Does this tinker any thoughts? In our simplest conversations, we love the human texture but often miss to reciprocate it sincerely. Small gestures like saying “please” and “thank you” comes naturally to us but we dismiss to look into the eyes of the person when we say it.
Simply gestures such as pay attention and be curious when people are saying something to me, pause before speaking something rude, reward behavior I like and ignore what I don’t, taking a moment to thank someone for a job interview, by escorting an old man to a room he is looking for, or sometimes simply pampering yourself – having a great haircut, nice dress, or taking one piece of junk at a time out of you room when you need to clean it up.
We forget that while taking advantage of the smallest opportunities and to become more alert to other people and to their surroundings as well, might actually leave a valuable impact on someone. I try to consciously practice them everyday and hope that there would be so much less conflict, irritation, and anger – so much less displeasure, annoyance, and ill-temper. Small gesture can deliver a mighty powerful or a memorable impact and there are countless examples around us…nothing is insignificant however we innocently chose to dismiss.
Each of the world’s largest corporations began as a small idea that one or two people began to develop, albeit with “high hopes and great expectations.” Think of that idea as an acorn. Today, it is an oak tree. The same can be said of small and isolated acts of kindness that have become worldwide movements to help those less fortunate.
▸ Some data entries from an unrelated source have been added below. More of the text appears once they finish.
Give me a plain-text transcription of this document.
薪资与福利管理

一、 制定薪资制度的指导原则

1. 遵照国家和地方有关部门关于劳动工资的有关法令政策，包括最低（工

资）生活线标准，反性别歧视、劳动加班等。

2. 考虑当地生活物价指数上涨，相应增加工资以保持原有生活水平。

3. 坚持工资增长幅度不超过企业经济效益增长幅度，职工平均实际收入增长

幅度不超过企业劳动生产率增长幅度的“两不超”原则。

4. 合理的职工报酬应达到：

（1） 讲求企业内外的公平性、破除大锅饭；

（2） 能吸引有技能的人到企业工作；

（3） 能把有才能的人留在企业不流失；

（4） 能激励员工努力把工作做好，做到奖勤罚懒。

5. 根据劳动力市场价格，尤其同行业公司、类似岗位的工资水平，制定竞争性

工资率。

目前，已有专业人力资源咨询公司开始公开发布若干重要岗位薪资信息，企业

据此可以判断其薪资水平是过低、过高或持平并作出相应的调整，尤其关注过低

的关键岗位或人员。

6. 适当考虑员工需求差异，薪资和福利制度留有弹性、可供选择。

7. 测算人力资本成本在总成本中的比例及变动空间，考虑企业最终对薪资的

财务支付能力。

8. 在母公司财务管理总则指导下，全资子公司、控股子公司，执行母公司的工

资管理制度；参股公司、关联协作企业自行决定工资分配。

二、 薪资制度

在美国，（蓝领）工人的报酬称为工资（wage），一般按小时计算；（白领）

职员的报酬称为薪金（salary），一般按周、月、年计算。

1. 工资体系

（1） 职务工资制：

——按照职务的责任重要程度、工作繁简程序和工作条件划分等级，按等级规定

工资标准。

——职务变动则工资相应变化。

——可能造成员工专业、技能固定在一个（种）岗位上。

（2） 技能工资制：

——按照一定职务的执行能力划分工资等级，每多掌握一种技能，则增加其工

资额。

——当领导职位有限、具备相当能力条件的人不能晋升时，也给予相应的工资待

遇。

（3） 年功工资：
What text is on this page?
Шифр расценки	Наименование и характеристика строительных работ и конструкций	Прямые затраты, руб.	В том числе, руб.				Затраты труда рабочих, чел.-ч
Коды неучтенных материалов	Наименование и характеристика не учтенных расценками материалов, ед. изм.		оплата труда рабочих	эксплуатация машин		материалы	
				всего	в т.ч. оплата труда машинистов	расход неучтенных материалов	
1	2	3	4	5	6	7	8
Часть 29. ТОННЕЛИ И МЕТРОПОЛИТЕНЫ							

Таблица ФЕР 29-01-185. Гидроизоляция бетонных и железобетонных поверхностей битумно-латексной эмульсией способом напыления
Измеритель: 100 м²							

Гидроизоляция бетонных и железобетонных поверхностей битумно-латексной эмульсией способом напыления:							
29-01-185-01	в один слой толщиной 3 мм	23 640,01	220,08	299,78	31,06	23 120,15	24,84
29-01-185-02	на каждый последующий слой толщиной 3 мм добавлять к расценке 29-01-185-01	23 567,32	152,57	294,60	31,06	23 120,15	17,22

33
Do unto others as you would have them do unto you. It’s the Golden Rule. Everyone knows it but not many actually follow it. During my low times, I have been rewarded with the most astonishing experiences which have lift me in high spirits. It made me realize that all those times I feel helpless, I’m not. I navigate through life’s big obstacles, by thinking small. Any major event can be dissected to the point of realizing the success or failure of completing the small details is what makes or breaks the deal. Shrink down my problems into more manageable pieces and they vanish!! It may take a lot of painstaking baby steps to accomplish, but it’s certainly worth it.
Life isn’t made up of Big Things and Big moments – it’s made up of little things and little moments in our day-to-day life. This is important to remember, particularly in our culture that likes to focus on The Next Big Thing.
“Inch by inch makes life a cinch.” Very simple advice, but something we often lose track of. Small things alter the course of events in significant ways. It’s definitely something to think about – what you can/can’t do to make a difference, good or bad!